BİR: Her şeyden önce önleyici ve koruyucu hekimliğe önem verilmeli, birçok hastalığın ilaç kullanmadan hayat tarzı değişiklikleriyle düzeleceği gözden kaçırılmamalıdır.
İKİ: Sağlık Kurulu raporlarıyla ilaç kullanımında, teşhislerin doğruluğu, tedavilerin gerekliliği, hastalar tarafından uygulanıp uygulanmadığı çok sıkı denetlenmelidir.
ÜÇ: Sosyal Güvenlik Kurumu, eşdeğeri olan faz 4 ilaçları ve orijinal ilaçları ödeme kapsamına almamalıdır. Yeni ilaçların her zaman en etkili ve en zararsız ilaç olmadıkları unutulmamalıdır.

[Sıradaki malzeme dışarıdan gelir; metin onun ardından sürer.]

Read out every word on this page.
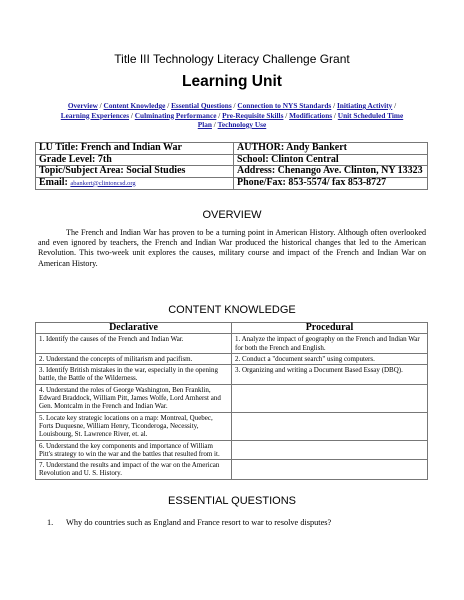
Title III Technology Literacy Challenge Grant
Learning Unit
Overview / Content Knowledge / Essential Questions / Connection to NYS Standards / Initiating Activity / Learning Experiences / Culminating Performance / Pre-Requisite Skills / Modifications / Unit Scheduled Time Plan / Technology Use
LU Title: French and Indian War	AUTHOR: Andy Bankert
Grade Level: 7th	School: Clinton Central
Topic/Subject Area: Social Studies	Address: Chenango Ave. Clinton, NY 13323
Email: abankert@clintoncsd.org	Phone/Fax: 853-5574/ fax 853-8727
OVERVIEW
The French and Indian War has proven to be a turning point in American History. Although often overlooked and even ignored by teachers, the French and Indian War produced the historical changes that led to the American Revolution. This two-week unit explores the causes, military course and impact of the French and Indian War on American History.
CONTENT KNOWLEDGE
Declarative	Procedural
1. Identify the causes of the French and Indian War.	1. Analyze the impact of geography on the French and Indian War for both the French and English.
2. Understand the concepts of militarism and pacifism.	2. Conduct a "document search" using computers.
3. Identify British mistakes in the war, especially in the opening battle, the Battle of the Wilderness.	3. Organizing and writing a Document Based Essay (DBQ).
4. Understand the roles of George Washington, Ben Franklin, Edward Braddock, William Pitt, James Wolfe, Lord Amherst and Gen. Montcalm in the French and Indian War.	
5. Locate key strategic locations on a map: Montreal, Quebec, Forts Duquesne, William Henry, Ticonderoga, Necessity, Louisbourg, St. Lawrence River, et. al.	
6. Understand the key components and importance of William Pitt's strategy to win the war and the battles that resulted from it.	
7. Understand the results and impact of the war on the American Revolution and U. S. History.	
ESSENTIAL QUESTIONS
1. Why do countries such as England and France resort to war to resolve disputes?
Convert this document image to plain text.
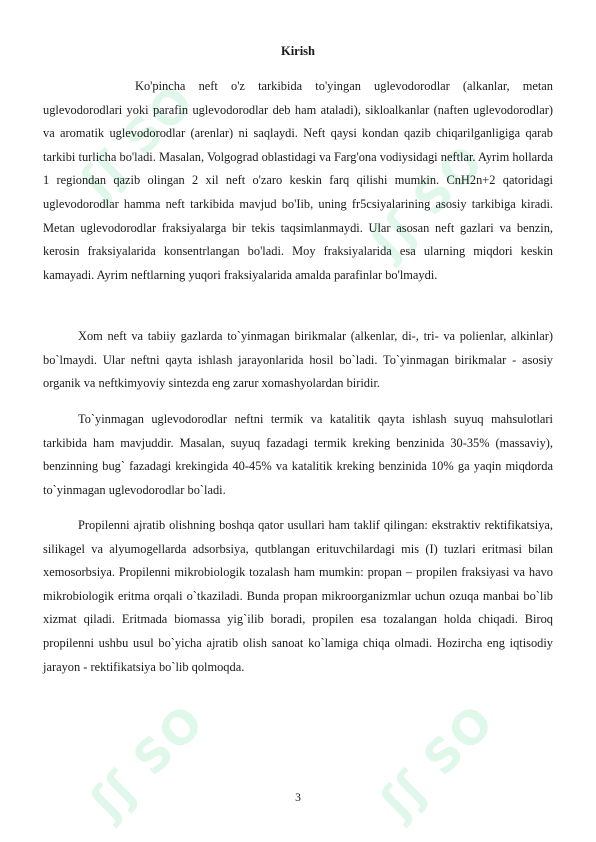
ʃʃ SO	ʃʃ SO
ʃʃ SO	ʃʃ SO
Kirish

Ko'pincha neft o'z tarkibida to'yingan uglevodorodlar (alkanlar, metan uglevodorodlari yoki parafin uglevodorodlar deb ham ataladi), sikloalkanlar (naften uglevodorodlar) va aromatik uglevodorodlar (arenlar) ni saqlaydi. Neft qaysi kondan qazib chiqarilganligiga qarab tarkibi turlicha bo'ladi. Masalan, Volgograd oblastidagi va Farg'ona vodiysidagi neftlar. Ayrim hollarda 1 regiondan qazib olingan 2 xil neft o'zaro keskin farq qilishi mumkin. CnH2n+2 qatoridagi uglevodorodlar hamma neft tarkibida mavjud bo'Iib, uning fr5csiyalarining asosiy tarkibiga kiradi. Metan uglevodorodlar fraksiyalarga bir tekis taqsimlanmaydi. Ular asosan neft gazlari va benzin, kerosin fraksiyalarida konsentrlangan bo'ladi. Moy fraksiyalarida esa ularning miqdori keskin kamayadi. Ayrim neftlarning yuqori fraksiyalarida amalda parafinlar bo'lmaydi.

Xom neft va tabiiy gazlarda to`yinmagan birikmalar (alkenlar, di-, tri- va polienlar, alkinlar) bo`lmaydi. Ular neftni qayta ishlash jarayonlarida hosil bo`ladi. To`yinmagan birikmalar - asosiy organik va neftkimyoviy sintezda eng zarur xomashyolardan biridir.

To`yinmagan uglevodorodlar neftni termik va katalitik qayta ishlash suyuq mahsulotlari tarkibida ham mavjuddir. Masalan, suyuq fazadagi termik kreking benzinida 30-35% (massaviy), benzinning bug` fazadagi krekingida 40-45% va katalitik kreking benzinida 10% ga yaqin miqdorda to`yinmagan uglevodorodlar bo`ladi.

Propilenni ajratib olishning boshqa qator usullari ham taklif qilingan: ekstraktiv rektifikatsiya, silikagel va alyumogellarda adsorbsiya, qutblangan erituvchilardagi mis (I) tuzlari eritmasi bilan xemosorbsiya. Propilenni mikrobiologik tozalash ham mumkin: propan – propilen fraksiyasi va havo mikrobiologik eritma orqali o`tkaziladi. Bunda propan mikroorganizmlar uchun ozuqa manbai bo`lib xizmat qiladi. Eritmada biomassa yig`ilib boradi, propilen esa tozalangan holda chiqadi. Biroq propilenni ushbu usul bo`yicha ajratib olish sanoat ko`lamiga chiqa olmadi. Hozircha eng iqtisodiy jarayon - rektifikatsiya bo`lib qolmoqda.

3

DÖRT: Tüm ilaçların parasız olması doğru değildir; bu ancak sınırlı sayıda ilaç için geçerli olabilir. Az da olsa hastanın gelir durumuna göre katkı payı alınmalıdır.
BEŞ: Bitkisel ilaçlar, besin destek ürünleri Sağlık Bakanlığı tarafından ruhsatlandırılmalı ve sadece eczanelerde satılmalıdır.
ALTI: Hastalarını az ve ucuz ilaçla tedavi eden doktorlar ödüllendirilmelidir.
YEDİ: İlaçlar kutu ile değil, tane ile verilerek ilaç ve ambalaj tasarrufu yapılmalıdır.
SEKİZ: Kullanılmayan ilaçlar mutlaka değerlendirilmeli; yan etki sebebiyle tüketilemeyen ilaçlar iade edilebilmelidir.
DOKUZ: İlaçlar mutlaka reçete ile satın alınabilmeli ve eczane dışında ilaç satışına izin verilmemelidir.
ON: Açık veya gizli ilaç reklâmı önlenmelidir.